Parents are encouraging this support too. More than two-thirds of American parents believe children should be introduced to wellness and mental health awareness in primary or middle school, according to a new Global Learner Survey from Pearson. Since early intervention is key to helping young people manage their mental health, these changes are positive developments.

In addition, more and more people in the public eye are sharing their personal mental health experiences as well, which can help inspire young people to open up and seek out the help they need.

“Many celebrities and influencers have come forward with their mental health stories, which can normalize the conversation, and is helpful for younger generations to understand that they are not alone,” says Champion.

That’s one reason Connections Academy is hosting a series of virtual Emotional Fitness talks with Olympic athletes who are alums of the virtual school during Mental Health Awareness Month. These talks are free, open to the public and include relatable topics such as success and failure, leadership, empowerment and authenticity. For instance, on May 18, Olympic women’s ice hockey player Lyndsey Fry will speak on finding your own style of confidence, and on May 25, Olympic figure skater Karen Chen will share advice for keeping calm under pressure.

Family support plays a huge role as well. While the pandemic has been challenging in and of itself, it has actually helped families identify mental health struggles as they’ve spent more time together.

“Parents gained greater insight into their child’s behavior and moods, how they interact with peers and teachers,” says Champion. “For many parents this was eye-opening and revealed the need to focus on mental health.”

It’s not always easy to tell if a teen is dealing with normal emotional ups and downs or if they need extra help, but there are some warning signs caregivers can watch for.

“Being attuned to your child’s mood, affect, school performance, and relationships with friends or significant others can help you gauge whether you are dealing with teenage normalcy or something bigger,” Champion says. Depending on a child’s age, parents should be looking for the following signs, which may be co-occurring:

  • Perpetual depressed mood
  • Rocky friend relationships
  • Spending a lot of time alone and refusing to participate in daily activities
  • Too much or not enough sleep
  • Not eating a regular diet
  • Intense fear or anxiety
  • Drug or alcohol use
  • Suicidal ideation (talking about being a burden or giving away possessions) or plans

“You know your child best. If you are unsure if your child is having a rough time or if there is something more serious going on, it is best to reach out to a counselor or doctor to be sure,” says Champion. “Always err on the side of caution.”

If it appears a student does need help, what next? Talking to a school counselor can be a good first step, since they are easily accessible and free to visit.

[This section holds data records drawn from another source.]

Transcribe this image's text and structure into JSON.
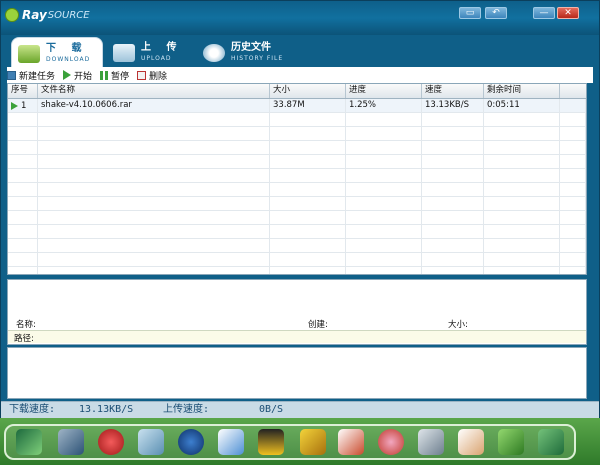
{
  "window": {
    "logo_brand": "Ray",
    "logo_sub": "SOURCE",
    "buttons": {
      "restore": "▭",
      "back": "↶",
      "minimize": "—",
      "close": "✕"
    }
  },
  "tabs": [
    {
      "cn": "下 载",
      "en": "DOWNLOAD"
    },
    {
      "cn": "上 传",
      "en": "UPLOAD"
    },
    {
      "cn": "历史文件",
      "en": "HISTORY FILE"
    }
  ],
  "toolbar": {
    "new_task": "新建任务",
    "start": "开始",
    "pause": "暂停",
    "delete": "删除"
  },
  "table": {
    "headers": [
      "序号",
      "文件名称",
      "大小",
      "进度",
      "速度",
      "剩余时间"
    ],
    "rows": [
      [
        "1",
        "shake-v4.10.0606.rar",
        "33.87M",
        "1.25%",
        "13.13KB/S",
        "0:05:11"
      ]
    ]
  },
  "detail": {
    "name_label": "名称:",
    "create_label": "创建:",
    "size_label": "大小:",
    "path_label": "路径:"
  },
  "status": {
    "download_label": "下载速度:",
    "download_value": "13.13KB/S",
    "upload_label": "上传速度:",
    "upload_value": "0B/S"
  },
  "colors": {
    "title_bar": "#0e5f8a",
    "accent": "#1a6b9c"
  }
}
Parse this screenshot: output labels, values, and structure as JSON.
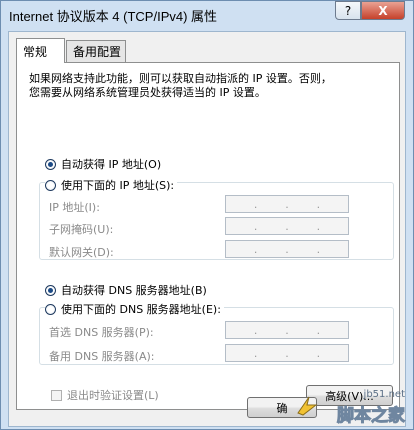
{
  "window": {
    "title": "Internet 协议版本 4 (TCP/IPv4) 属性",
    "help_label": "?",
    "close_label": "X"
  },
  "tabs": [
    {
      "label": "常规",
      "active": true
    },
    {
      "label": "备用配置",
      "active": false
    }
  ],
  "description": {
    "line1": "如果网络支持此功能，则可以获取自动指派的 IP 设置。否则，",
    "line2": "您需要从网络系统管理员处获得适当的 IP 设置。"
  },
  "ip_section": {
    "auto_label": "自动获得 IP 地址(O)",
    "auto_selected": true,
    "manual_label": "使用下面的 IP 地址(S):",
    "fields": [
      {
        "label": "IP 地址(I):",
        "value": ". . ."
      },
      {
        "label": "子网掩码(U):",
        "value": ". . ."
      },
      {
        "label": "默认网关(D):",
        "value": ". . ."
      }
    ]
  },
  "dns_section": {
    "auto_label": "自动获得 DNS 服务器地址(B)",
    "auto_selected": true,
    "manual_label": "使用下面的 DNS 服务器地址(E):",
    "fields": [
      {
        "label": "首选 DNS 服务器(P):",
        "value": ". . ."
      },
      {
        "label": "备用 DNS 服务器(A):",
        "value": ". . ."
      }
    ]
  },
  "validate_on_exit": {
    "label": "退出时验证设置(L)",
    "checked": false
  },
  "advanced_button": "高级(V)...",
  "ok_button": "确",
  "watermark": {
    "url": "jb51.net",
    "name": "脚本之家"
  },
  "colors": {
    "title_bg": "#cfe0f2",
    "close_red": "#c6412b",
    "radio_dot": "#1b4a86"
  }
}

“Just getting students to talk about their struggles with a trusted adult is huge,” says Champion. “When I meet with students and/or their families, I work with them to help identify the issues they are facing. I listen and recommend next steps, such as referring families to mental health resources in their local areas.”

Just as parents would take their child to a doctor for a sprained ankle, they shouldn’t be afraid to ask for help if a child is struggling mentally or emotionally. Parents also need to realize that they may not be able to help them on their own, no matter how much love and support they have to offer.

“That is a hard concept to accept when parents can feel solely responsible for their child’s welfare and well-being,” says Champion. “The adage still stands—it takes a village to raise a child. Be sure you are surrounding yourself and your child with a great support system to help tackle life’s many challenges.”

That village can include everyone from close family to local community members to public figures. Helping young people learn to manage their mental health is a gift we can all contribute to, one that will serve them for a lifetime.